Just to continue the theme of naming challenges, a term like “hexose metabolic process” is not quite ideal as a consistent way to refer to a concept: for one thing, it only really works if you are speaking English, and we’d like to make our terms more universally useful. Furthermore, we might change the precise words we use for a concept, so something a bit more abstract might be useful for consistency. In most ontologies, this is done by assigning identifiers to each term, which usually consist of a prefix of a few letters followed by a number. For example, the term “hexose metabolic process” (and its synonyms) has the identifier “GO:0019318”.
When we want to describe a gene we can then use those identifiers to annotate everything we know about the gene (potentially assigning multiple annotations to each gene). If everybody does this as they learn new information about their favorite genes, and/or we have dedicated curators to keep the database up to date, we will end up with a large, interconnected database where we can look up genes by annotations and annotations by genes, across a wide and diverse range of studies.
When you start looking for them, ontologies start to show up all over the place. Experimental conditions can be described by the Experimental Factor Ontology, cell types by the Cell Ontology, diseases by the Disease Ontology, Human Phenotype Ontology, the Mondo Disease Ontology, among others.
That last example may be a bit disconcerting: If there is more than one ontology that describes diseases, which one should you pick? I’m afraid I can’t easily answer that, as it probably depends on what other people in your field are using, which may not even be something you know. But if you can pick one, it is far more useful to have some defined terms and ontology identifiers than to have none, and it is usually possible to convert between ontologies if necessary.

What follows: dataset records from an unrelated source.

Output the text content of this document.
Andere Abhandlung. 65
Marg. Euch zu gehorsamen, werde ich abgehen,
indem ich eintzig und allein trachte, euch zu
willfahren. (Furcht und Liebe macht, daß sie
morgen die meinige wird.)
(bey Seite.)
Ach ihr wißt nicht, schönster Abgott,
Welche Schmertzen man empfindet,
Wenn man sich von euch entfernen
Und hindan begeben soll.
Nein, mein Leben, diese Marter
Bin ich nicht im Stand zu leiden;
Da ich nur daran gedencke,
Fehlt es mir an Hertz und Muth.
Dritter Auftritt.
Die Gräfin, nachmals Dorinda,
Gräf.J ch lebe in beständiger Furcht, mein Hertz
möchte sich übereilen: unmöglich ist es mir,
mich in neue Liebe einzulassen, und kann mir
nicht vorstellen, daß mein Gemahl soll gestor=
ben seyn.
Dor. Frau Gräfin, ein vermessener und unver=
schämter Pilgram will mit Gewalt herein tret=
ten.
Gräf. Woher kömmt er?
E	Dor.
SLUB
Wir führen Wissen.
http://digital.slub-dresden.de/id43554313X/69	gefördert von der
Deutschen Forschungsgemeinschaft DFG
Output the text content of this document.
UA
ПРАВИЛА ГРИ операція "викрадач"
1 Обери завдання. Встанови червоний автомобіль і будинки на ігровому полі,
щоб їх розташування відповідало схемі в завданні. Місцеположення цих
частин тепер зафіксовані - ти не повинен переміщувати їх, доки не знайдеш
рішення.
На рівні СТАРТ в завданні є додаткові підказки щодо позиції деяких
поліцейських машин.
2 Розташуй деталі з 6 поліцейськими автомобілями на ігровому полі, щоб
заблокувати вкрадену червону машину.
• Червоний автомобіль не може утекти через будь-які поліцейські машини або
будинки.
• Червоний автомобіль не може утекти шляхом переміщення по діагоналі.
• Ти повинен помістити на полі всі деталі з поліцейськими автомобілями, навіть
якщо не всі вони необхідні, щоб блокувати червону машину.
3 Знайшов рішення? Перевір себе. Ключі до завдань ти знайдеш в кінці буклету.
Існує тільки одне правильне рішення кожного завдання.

Keeping track of all of the ontologies is a challenge in itself. Helpfully, EMBL's European Bioinformatics Institute maintains a searchable catalog of ontologies and their contents via their Ontology Lookup Service. The Ontology Lookup Service also maintains links among the various ontology terms, making it easier to translate between different ontologies that describe the same set of concepts, such as the various disease ontologies I just mentioned.
The Data Lab is diving in
Now, I don’t want you to think that ontologies are always easy to adopt, or that I have all the answers. I’m really just getting started with thinking about how best to take advantage of all of the value that ontologies promise in my own work. But as we go forward, the Data Lab is trying to incorporate ontologies more and more into the tools and databases that we build to encourage interoperability and utility.
- Within refine.bio, our database of processed RNA expression data, we are working to incorporate ontology-based annotations from the MetaSRA project to allow for better search and filtering by disease, experimental factors, and cell lines.
- In the Single-cell Pediatric Cancer Atlas (ScPCA) project, we are working on adding individual cell annotations as Cell Ontology terms to allow for comparisons across different experiments and annotation methods. Because the Cell Ontology also encodes how different cell types are related to one another, this can allow us to more easily compare methods that might classify cells to different levels of specificity.
- We also continue to use Gene Ontology and other functional ontologies when performing gene set enrichment analyses of various types.
Hopefully I’ve convinced you that ontologies are, at the very least, an idea worth spending a bit of time exploring. Next time you are assigning cell types or categorizing samples, maybe you will take a bit of time to see if there is an ontology that is right for you and your data. It won’t solve all the challenges of naming things, but it is a good place to start.